I come to you from the Yak Cyber Cafe in Kathmandu. I hadn't planned to come back to Nepal, having spent a couple of months here previously, but it's no great hardship since it is such a pleasant country.
The eternal visa search has brought Bernard and me here. Somebody must have had a change of heart in Tehran, since Iranian visas suddenly became possible and I now probably have two on the way, from two separate lines of attack! Pakistan was the next stumbling block. Despite our entreaties to their embassies in Delhi and London, they wouldn't play ball, so our efforts ground to a halt. We darkly suspect, though, that other European nationalities were being granted them in Delhi. Anyway, the word was that Kathmandu was the place to come, and so it seems. We wondered nervously what we would be asked as we waited to be interviewed at the embassy today, but in the event it was straightforward and our visas are currently being issued, albeit at the rather extortionate rate of 96 dollars. They claim that that's what Britain charges Pakistanis for a visa, so I suppose it's fair enough.
Nepal has suffered in the six years since I was here. Maoist rebels have been mounting an increasing campaign against the police and military. Yesterday they assassinated the chief of armed police and his wife and (ineffective) bodyguard, on the street here in Kathmandu. A state of emergency was declared in late 2001 but the terrorism has continued and there is talk of civil war.

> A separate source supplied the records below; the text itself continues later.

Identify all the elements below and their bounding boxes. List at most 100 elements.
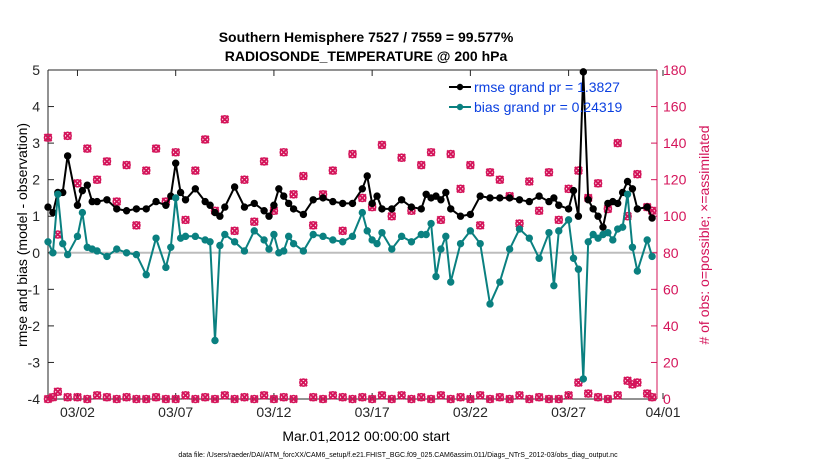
- bias-series-point: [368, 236, 376, 244]
- obs-assimilated-marker: [171, 147, 181, 157]
- rmse-series-point: [363, 172, 371, 180]
- obs-assimilated-low-marker-stroke: [564, 391, 573, 400]
- obs-possible-marker: [436, 215, 446, 225]
- x-tick-label: 03/17: [355, 404, 390, 420]
- obs-assimilated-marker-stroke: [446, 149, 456, 159]
- y2-tick-label: 160: [663, 99, 687, 115]
- bias-series-point: [162, 263, 170, 272]
- rmse-series-point: [407, 203, 416, 211]
- y2-tick-label: 180: [663, 62, 687, 78]
- obs-assimilated-marker-stroke: [200, 135, 210, 144]
- bias-series-point: [78, 208, 87, 217]
- obs-possible-marker: [289, 189, 298, 199]
- obs-assimilated-marker-stroke: [289, 189, 298, 199]
- obs-possible-marker: [544, 168, 554, 177]
- rmse-series-point: [437, 196, 445, 204]
- rmse-series-point: [216, 212, 224, 220]
- obs-possible-low-marker: [515, 391, 524, 400]
- obs-possible-marker: [82, 144, 92, 153]
- rmse-series-point: [628, 185, 637, 193]
- obs-possible-low-marker: [289, 394, 298, 404]
- obs-possible-low-marker: [583, 389, 593, 398]
- obs-assimilated-low-marker: [613, 391, 623, 400]
- rmse-series-point: [388, 205, 396, 213]
- legend-entry-rmse-series: rmse grand pr = 1.3827: [474, 79, 620, 95]
- obs-possible-marker: [358, 193, 367, 203]
- rmse-series-point: [594, 212, 602, 220]
- bias-series-point: [260, 236, 268, 244]
- obs-assimilated-low-marker: [220, 391, 230, 400]
- obs-possible-low-marker: [259, 391, 269, 400]
- bias-series-point: [496, 278, 504, 286]
- obs-assimilated-low-marker: [593, 392, 603, 402]
- rmse-series-point: [63, 152, 72, 160]
- rmse-series-point: [373, 192, 381, 200]
- obs-assimilated-low-marker: [505, 394, 514, 404]
- bias-series-point: [280, 247, 288, 255]
- bias-series-point: [594, 234, 602, 242]
- obs-possible-low-marker: [279, 392, 289, 402]
- obs-possible-low-marker: [554, 394, 564, 404]
- y-tick-label: 2: [32, 172, 40, 188]
- obs-possible-marker: [475, 221, 485, 230]
- obs-possible-marker: [348, 149, 357, 159]
- bias-series-point: [181, 232, 190, 241]
- obs-assimilated-marker: [515, 219, 524, 228]
- obs-assimilated-marker-stroke: [524, 177, 534, 186]
- bias-series-point: [378, 228, 386, 237]
- rmse-series-point: [486, 194, 494, 202]
- obs-assimilated-marker-stroke: [279, 147, 289, 157]
- y-tick-label: -1: [28, 281, 41, 297]
- rmse-series-point: [422, 190, 430, 198]
- obs-assimilated-marker: [416, 160, 426, 170]
- obs-assimilated-low-marker-stroke: [259, 391, 269, 400]
- obs-assimilated-low-marker-stroke: [377, 391, 387, 400]
- bias-series-point: [284, 232, 293, 241]
- bias-series-point: [103, 252, 111, 261]
- rmse-series-point: [515, 196, 524, 204]
- y2-tick-label: 80: [663, 245, 679, 261]
- obs-assimilated-low-marker: [171, 394, 181, 404]
- rmse-series-point: [496, 194, 504, 202]
- obs-possible-marker: [593, 179, 603, 188]
- obs-possible-marker: [43, 133, 53, 142]
- rmse-series-point: [358, 185, 367, 193]
- obs-assimilated-low-marker: [132, 394, 141, 404]
- bias-series-point: [486, 300, 494, 308]
- obs-assimilated-marker: [259, 157, 269, 166]
- y2-tick-label: 140: [663, 135, 687, 151]
- obs-possible-low-marker: [161, 394, 171, 404]
- obs-possible-marker: [151, 144, 161, 153]
- obs-possible-low-marker: [466, 394, 475, 404]
- bias-series-point: [216, 241, 224, 250]
- bias-series-point: [550, 281, 558, 290]
- obs-assimilated-marker: [436, 215, 446, 225]
- rmse-series-point: [397, 196, 406, 204]
- bias-series-point: [476, 239, 484, 248]
- rmse-series-point: [162, 201, 170, 209]
- obs-assimilated-marker-stroke: [112, 197, 122, 206]
- obs-possible-marker: [525, 177, 534, 186]
- y2-tick-label: 120: [663, 172, 687, 188]
- obs-assimilated-low-marker-stroke: [446, 394, 456, 404]
- bias-series-point: [309, 230, 317, 239]
- x-tick-label: 03/27: [551, 404, 586, 420]
- obs-assimilated-marker: [613, 138, 623, 148]
- bias-series-point: [437, 245, 445, 253]
- obs-assimilated-low-marker-stroke: [82, 394, 92, 404]
- rmse-series-point: [476, 192, 484, 200]
- obs-possible-marker: [495, 175, 505, 184]
- bias-series-point: [579, 375, 588, 383]
- obs-assimilated-marker: [132, 221, 141, 230]
- obs-assimilated-low-marker-stroke: [249, 394, 259, 404]
- obs-possible-low-marker: [338, 392, 347, 402]
- rmse-series-point: [221, 203, 229, 211]
- y-axis-label: rmse and bias (model - observation): [14, 123, 30, 347]
- obs-assimilated-low-marker: [259, 391, 269, 400]
- obs-possible-low-marker: [122, 392, 131, 402]
- rmse-series-point: [525, 197, 534, 206]
- obs-possible-low-marker: [358, 392, 367, 402]
- data-file-footer: data file: /Users/raeder/DAI/ATM_forcXX/…: [178, 452, 618, 459]
- obs-assimilated-low-marker: [318, 394, 328, 404]
- rmse-series-point: [505, 194, 514, 202]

To add to the troubles, a few months before that, the crown prince shot dead the king and eight other members of the royal family. The suspension of ordinary government brings with it the usual curtailment of press freedom and civil liberties, not to mention a catastrophic drop in tourism, so the situation all round is not a happy one - particularly tragic for a people so warm and cheerful despite their poverty.

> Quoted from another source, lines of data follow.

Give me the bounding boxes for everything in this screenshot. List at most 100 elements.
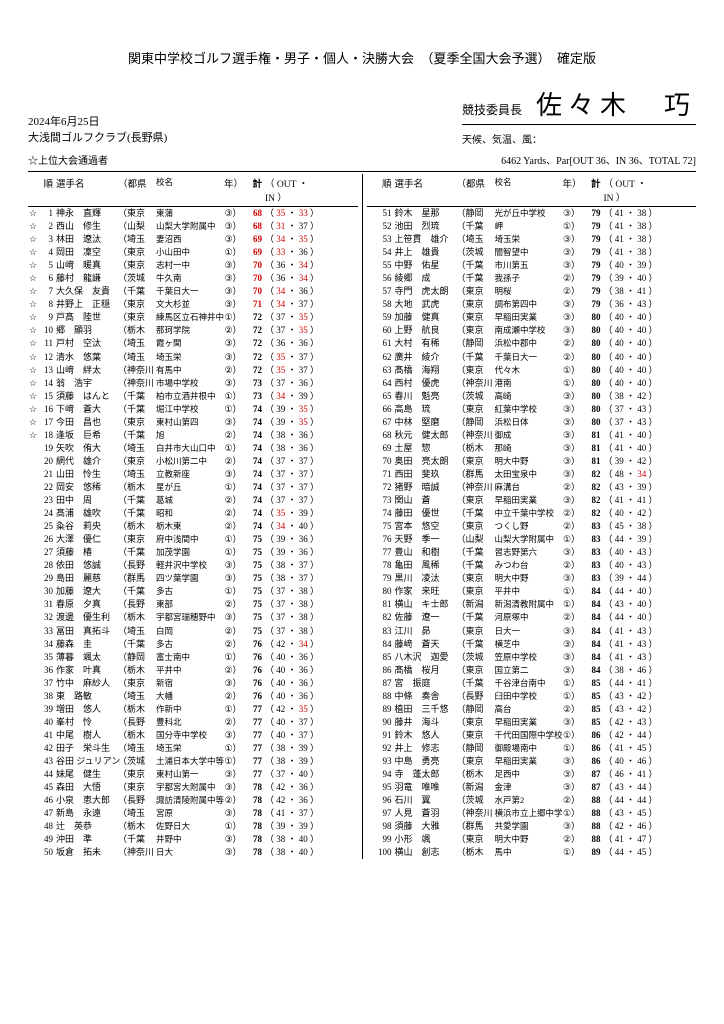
table-row: 95羽竜 唯唯（新潟金津③）87（ 43 ・ 44 ）: [367, 781, 697, 794]
table-row: ☆16下﨑 蒼大（千葉堀江中学校①）74（ 39 ・ 35 ）: [28, 403, 358, 416]
table-row: 38東 路敏（埼玉大幡②）76（ 40 ・ 36 ）: [28, 690, 358, 703]
table-row: 82佐藤 遼一（千葉河原塚中②）84（ 44 ・ 40 ）: [367, 611, 697, 624]
table-row: 71西田 斐玖（群馬太田宝泉中③）82（ 48 ・ 34 ）: [367, 468, 697, 481]
left-table: 順 選手名 （都県 校名 年） 計 （ OUT ・ IN ） ☆1神永 直輝（東…: [28, 174, 358, 859]
table-row: 48辻 英恭（栃木佐野日大①）78（ 39 ・ 39 ）: [28, 820, 358, 833]
judge-name: 佐々木 巧: [536, 85, 696, 122]
table-row: 32渡邊 優生利（栃木宇都宮瑞穂野中③）75（ 37 ・ 38 ）: [28, 611, 358, 624]
table-row: 93中島 勇亮（東京早稲田実業③）86（ 40 ・ 46 ）: [367, 755, 697, 768]
table-row: 100横山 創志（栃木馬中①）89（ 44 ・ 45 ）: [367, 846, 697, 859]
table-row: 29島田 麗慈（群馬四ツ葉学園③）75（ 38 ・ 37 ）: [28, 572, 358, 585]
table-row: 80作家 来旺（東京平井中①）84（ 44 ・ 40 ）: [367, 585, 697, 598]
left-header: 2024年6月25日 大浅間ゴルフクラブ(長野県): [28, 115, 167, 146]
table-row: 59加藤 健真（東京早稲田実業③）80（ 40 ・ 40 ）: [367, 311, 697, 324]
table-row: 21山田 怜生（埼玉立教新座③）74（ 37 ・ 37 ）: [28, 468, 358, 481]
table-row: 46小泉 恵大郎（長野諏訪清陵附属中等学校附属②）78（ 42 ・ 36 ）: [28, 794, 358, 807]
table-row: 23田中 周（千葉葛城②）74（ 37 ・ 37 ）: [28, 494, 358, 507]
col-year: 年）: [224, 176, 242, 204]
table-row: ☆5山﨑 暖真（東京志村一中③）70（ 36 ・ 34 ）: [28, 259, 358, 272]
table-row: 44妹尾 健生（東京東村山第一③）77（ 37 ・ 40 ）: [28, 768, 358, 781]
table-row: 56綾郷 成（千葉我孫子②）79（ 39 ・ 40 ）: [367, 272, 697, 285]
judge-label: 競技委員長: [462, 101, 522, 118]
table-row: 57寺門 虎太朗（東京明桜②）79（ 38 ・ 41 ）: [367, 285, 697, 298]
table-row: 77豊山 和樹（千葉習志野第六③）83（ 40 ・ 43 ）: [367, 546, 697, 559]
weather: 天候、気温、風：: [462, 131, 696, 146]
table-row: 96石川 翼（茨城水戸第2②）88（ 44 ・ 44 ）: [367, 794, 697, 807]
col-rank: 順: [38, 176, 56, 204]
table-row: 47新島 永遠（埼玉宮原③）78（ 41 ・ 37 ）: [28, 807, 358, 820]
col-outin: （ OUT ・ IN ）: [262, 176, 320, 204]
table-row: 55中野 佑星（千葉市川第五③）79（ 40 ・ 39 ）: [367, 259, 697, 272]
table-row: 63髙橋 海翔（東京代々木①）80（ 40 ・ 40 ）: [367, 364, 697, 377]
table-header: 順 選手名 （都県 校名 年） 計 （ OUT ・ IN ）: [28, 174, 358, 207]
table-row: 69土屋 惣（栃木那崎③）81（ 41 ・ 40 ）: [367, 442, 697, 455]
right-header: 競技委員長 佐々木 巧 天候、気温、風：: [462, 85, 696, 146]
table-row: 65春川 魁亮（茨城高崎③）80（ 38 ・ 42 ）: [367, 390, 697, 403]
table-row: 49沖田 準（千葉井野中③）78（ 38 ・ 40 ）: [28, 833, 358, 846]
table-row: 89植田 三千悠（静岡高台②）85（ 43 ・ 42 ）: [367, 703, 697, 716]
table-row: 84藤﨑 蒼天（千葉横芝中③）84（ 41 ・ 43 ）: [367, 638, 697, 651]
table-row: 67中林 堅磨（静岡浜松日体③）80（ 37 ・ 43 ）: [367, 416, 697, 429]
table-row: 62廣井 綾介（千葉千葉日大一②）80（ 40 ・ 40 ）: [367, 351, 697, 364]
table-row: 68秋元 健太郎（神奈川御成③）81（ 41 ・ 40 ）: [367, 429, 697, 442]
table-row: 92井上 修志（静岡御殿場南中①）86（ 41 ・ 45 ）: [367, 742, 697, 755]
table-row: ☆10郷 顯羽（栃木那珂学院②）72（ 37 ・ 35 ）: [28, 324, 358, 337]
table-row: 76天野 季一（山梨山梨大学附属中①）83（ 44 ・ 39 ）: [367, 533, 697, 546]
qualifier-note: ☆上位大会通過者: [28, 152, 108, 167]
table-row: 88中條 奏舎（長野臼田中学校①）85（ 43 ・ 42 ）: [367, 690, 697, 703]
table-row: 61大村 有稀（静岡浜松中郡中②）80（ 40 ・ 40 ）: [367, 337, 697, 350]
table-row: ☆1神永 直輝（東京東蒲③）68（ 35 ・ 33 ）: [28, 207, 358, 220]
table-row: 58大地 武虎（東京調布第四中③）79（ 36 ・ 43 ）: [367, 298, 697, 311]
table-row: 98須藤 大雅（群馬共愛学園③）88（ 42 ・ 46 ）: [367, 820, 697, 833]
table-row: 36作家 叶真（栃木平井中②）76（ 40 ・ 36 ）: [28, 664, 358, 677]
table-row: 34藤森 圭（千葉多古②）76（ 42 ・ 34 ）: [28, 638, 358, 651]
col-rank: 順: [377, 176, 395, 204]
table-header: 順 選手名 （都県 校名 年） 計 （ OUT ・ IN ）: [367, 174, 697, 207]
table-row: 81横山 キ⼠郎（新潟新潟清教附属中①）84（ 43 ・ 40 ）: [367, 598, 697, 611]
col-pref: （都県: [457, 176, 495, 204]
table-row: ☆4岡田 凜空（東京小山田中①）69（ 33 ・ 36 ）: [28, 246, 358, 259]
col-total: 計: [242, 176, 262, 204]
page-title: 関東中学校ゴルフ選手権・男子・個人・決勝大会 （夏季全国大会予選） 確定版: [28, 48, 696, 67]
table-row: ☆14翁 浩宇（神奈川市場中学校③）73（ 37 ・ 36 ）: [28, 377, 358, 390]
venue: 大浅間ゴルフクラブ(長野県): [28, 131, 167, 146]
table-row: ☆2西山 修生（山梨山梨大学附属中③）68（ 31 ・ 37 ）: [28, 220, 358, 233]
table-row: 52池田 烈琉（千葉岬①）79（ 41 ・ 38 ）: [367, 220, 697, 233]
table-row: 28依田 悠誠（長野軽井沢中学校③）75（ 38 ・ 37 ）: [28, 559, 358, 572]
table-row: ☆18逢坂 巨希（千葉旭②）74（ 38 ・ 36 ）: [28, 429, 358, 442]
table-row: 30加藤 遼大（千葉多古①）75（ 37 ・ 38 ）: [28, 585, 358, 598]
table-row: 22岡安 悠稀（栃木星が丘①）74（ 37 ・ 37 ）: [28, 481, 358, 494]
table-row: 91鈴木 悠人（東京千代田国際中学校①）86（ 42 ・ 44 ）: [367, 729, 697, 742]
results-tables: 順 選手名 （都県 校名 年） 計 （ OUT ・ IN ） ☆1神永 直輝（東…: [28, 174, 696, 859]
table-row: 19矢吹 侑大（埼玉白井市大山口中①）74（ 38 ・ 36 ）: [28, 442, 358, 455]
table-row: 42田子 栄斗生（埼玉埼玉栄①）77（ 38 ・ 39 ）: [28, 742, 358, 755]
table-row: 64西村 優虎（神奈川港南①）80（ 40 ・ 40 ）: [367, 377, 697, 390]
table-row: 79黒川 凌汰（東京明大中野③）83（ 39 ・ 44 ）: [367, 572, 697, 585]
table-row: 66高島 琉（東京紅葉中学校③）80（ 37 ・ 43 ）: [367, 403, 697, 416]
table-row: 70奥田 亮太朗（東京明大中野③）81（ 39 ・ 42 ）: [367, 455, 697, 468]
table-row: 90藤井 海斗（東京早稲田実業③）85（ 42 ・ 43 ）: [367, 716, 697, 729]
table-row: 75宮本 悠空（東京つくし野②）83（ 45 ・ 38 ）: [367, 520, 697, 533]
table-row: ☆3林田 遼汰（埼玉妻沼西③）69（ 34 ・ 35 ）: [28, 233, 358, 246]
table-row: 60上野 航良（東京南成瀬中学校③）80（ 40 ・ 40 ）: [367, 324, 697, 337]
table-row: 50坂倉 拓未（神奈川日大③）78（ 38 ・ 40 ）: [28, 846, 358, 859]
table-row: ☆15須藤 はんと（千葉柏市立酒井根中①）73（ 34 ・ 39 ）: [28, 390, 358, 403]
table-row: ☆12清水 悠葉（埼玉埼玉栄③）72（ 35 ・ 37 ）: [28, 351, 358, 364]
table-row: 78亀田 風稀（千葉みつわ台②）83（ 40 ・ 43 ）: [367, 559, 697, 572]
col-name: 選手名: [56, 176, 118, 204]
table-row: 94寺 蓬太郎（栃木足西中③）87（ 46 ・ 41 ）: [367, 768, 697, 781]
header: 2024年6月25日 大浅間ゴルフクラブ(長野県) 競技委員長 佐々木 巧 天候…: [28, 85, 696, 146]
col-pref: （都県: [118, 176, 156, 204]
date: 2024年6月25日: [28, 115, 167, 130]
table-row: 25粂谷 莉央（栃木栃木東②）74（ 34 ・ 40 ）: [28, 520, 358, 533]
table-row: 97人見 蒼羽（神奈川横浜市立上郷中学校①）88（ 43 ・ 45 ）: [367, 807, 697, 820]
col-year: 年）: [563, 176, 581, 204]
table-row: 51鈴木 星那（静岡光が丘中学校③）79（ 41 ・ 38 ）: [367, 207, 697, 220]
table-row: 86髙橋 桜月（東京国立第二③）84（ 38 ・ 46 ）: [367, 664, 697, 677]
table-row: 83江川 昴（東京日大一③）84（ 41 ・ 43 ）: [367, 625, 697, 638]
table-row: 33冨田 真拓斗（埼玉白岡②）75（ 37 ・ 38 ）: [28, 625, 358, 638]
table-row: ☆7大久保 友貴（千葉千葉日大一③）70（ 34 ・ 36 ）: [28, 285, 358, 298]
col-outin: （ OUT ・ IN ）: [601, 176, 659, 204]
col-name: 選手名: [395, 176, 457, 204]
table-row: 41中尾 樹人（栃木国分寺中学校③）77（ 40 ・ 37 ）: [28, 729, 358, 742]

We came from Delhi by a direct route, consisting of a fifteen hour train and about the same by road, travelling north through the attractive rural plains of northern Uttar Pradesh - as flat as East Anglia only far prettier. Up we went into the forested foothills of the Himalayas that rise so precipitously from the green rivers that trace through their valleys. On my previous visit, I spent the final week in Kathmandu being ill, so for a bit of continuity I erupted from both ends within a couple of hours of arriving. After a feverish night, I don't feel too bad today but we've both come down with colds.

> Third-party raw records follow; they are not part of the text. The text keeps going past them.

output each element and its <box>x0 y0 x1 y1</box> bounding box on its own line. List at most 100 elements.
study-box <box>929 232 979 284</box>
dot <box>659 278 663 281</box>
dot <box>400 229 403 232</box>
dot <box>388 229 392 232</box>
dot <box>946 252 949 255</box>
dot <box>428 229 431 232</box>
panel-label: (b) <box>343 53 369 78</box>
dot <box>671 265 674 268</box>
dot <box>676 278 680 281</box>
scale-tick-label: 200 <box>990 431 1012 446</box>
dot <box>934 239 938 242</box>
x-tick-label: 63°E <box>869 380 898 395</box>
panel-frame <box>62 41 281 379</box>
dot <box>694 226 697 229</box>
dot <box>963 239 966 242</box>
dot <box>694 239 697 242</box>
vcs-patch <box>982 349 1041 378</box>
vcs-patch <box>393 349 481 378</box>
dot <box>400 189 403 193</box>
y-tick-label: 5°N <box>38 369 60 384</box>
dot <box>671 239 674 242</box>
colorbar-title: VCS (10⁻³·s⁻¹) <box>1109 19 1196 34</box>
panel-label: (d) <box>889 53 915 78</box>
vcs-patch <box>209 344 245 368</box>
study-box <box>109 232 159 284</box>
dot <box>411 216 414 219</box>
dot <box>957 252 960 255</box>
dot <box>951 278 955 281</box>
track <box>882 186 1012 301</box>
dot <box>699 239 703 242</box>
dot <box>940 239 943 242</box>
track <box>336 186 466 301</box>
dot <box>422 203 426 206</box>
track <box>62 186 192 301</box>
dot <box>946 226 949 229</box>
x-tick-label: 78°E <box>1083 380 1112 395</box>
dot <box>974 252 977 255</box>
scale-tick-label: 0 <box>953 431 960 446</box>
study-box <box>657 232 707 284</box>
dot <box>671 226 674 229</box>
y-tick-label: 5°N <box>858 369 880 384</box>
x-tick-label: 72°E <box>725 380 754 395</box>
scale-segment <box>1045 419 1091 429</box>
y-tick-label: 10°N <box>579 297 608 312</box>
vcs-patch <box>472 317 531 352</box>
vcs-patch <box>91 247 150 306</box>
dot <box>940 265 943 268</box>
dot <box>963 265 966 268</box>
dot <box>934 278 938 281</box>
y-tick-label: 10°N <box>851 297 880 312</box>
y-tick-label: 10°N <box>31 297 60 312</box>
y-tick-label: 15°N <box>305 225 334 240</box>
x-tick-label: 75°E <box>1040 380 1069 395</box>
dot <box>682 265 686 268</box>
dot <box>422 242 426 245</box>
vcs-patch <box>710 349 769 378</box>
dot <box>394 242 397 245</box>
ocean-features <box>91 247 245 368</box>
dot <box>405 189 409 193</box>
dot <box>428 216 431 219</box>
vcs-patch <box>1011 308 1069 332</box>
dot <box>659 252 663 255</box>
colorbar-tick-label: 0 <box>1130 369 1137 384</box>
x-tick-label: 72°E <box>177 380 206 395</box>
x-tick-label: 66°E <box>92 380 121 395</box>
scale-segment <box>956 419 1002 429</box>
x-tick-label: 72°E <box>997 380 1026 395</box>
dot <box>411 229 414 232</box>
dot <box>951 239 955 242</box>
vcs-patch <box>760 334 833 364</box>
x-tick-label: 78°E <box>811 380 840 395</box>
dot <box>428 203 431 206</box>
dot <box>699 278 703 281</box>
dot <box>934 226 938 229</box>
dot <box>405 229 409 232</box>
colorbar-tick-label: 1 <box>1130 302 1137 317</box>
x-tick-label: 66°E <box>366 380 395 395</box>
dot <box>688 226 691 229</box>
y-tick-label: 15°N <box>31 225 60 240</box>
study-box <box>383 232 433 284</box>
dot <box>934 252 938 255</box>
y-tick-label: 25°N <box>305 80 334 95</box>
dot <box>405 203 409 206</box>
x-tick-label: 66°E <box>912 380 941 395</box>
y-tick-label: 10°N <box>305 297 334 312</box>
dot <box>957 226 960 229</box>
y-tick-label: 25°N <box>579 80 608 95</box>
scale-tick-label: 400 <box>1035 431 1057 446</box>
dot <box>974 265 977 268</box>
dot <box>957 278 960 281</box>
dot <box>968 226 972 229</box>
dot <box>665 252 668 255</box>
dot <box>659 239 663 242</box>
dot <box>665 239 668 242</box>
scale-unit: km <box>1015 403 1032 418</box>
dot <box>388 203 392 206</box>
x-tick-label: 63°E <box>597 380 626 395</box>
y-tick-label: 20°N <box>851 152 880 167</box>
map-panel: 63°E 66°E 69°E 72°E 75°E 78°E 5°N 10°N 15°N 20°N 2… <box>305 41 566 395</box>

Bar the strong police and army presence, the place seems much the same, but the process of gradual development is clear. Kathmandu is yet more geared up for the tourist, putting it way ahead of Delhi, and the increased prevalence of western clothing (particularly amongst young women, not that I'm looking, of course) is noticeable. One thing that amuses me about Nepal is that it sets its time to be GMT plus 5h45min, as opposed to the 5h30min of India, which borders it to the east, west and south. I guess they're making a point.
All being well with the visa, we shall head back towards India tomorrow, with a trip to Varanasi on the cards before returning to Delhi for bike preparation and more paperwork. There are still administrative hurdles to overcome but with luck everything should be in place in a month. Let's hope the regional situation doesn't deteriorate too much by then.
P.S. This entry (being finished in Bharatpur, nearer Nepal's border with India) had to be left in a hurry, since the place was closing due to an 8pm curfew. 'Very volatile area' apparently.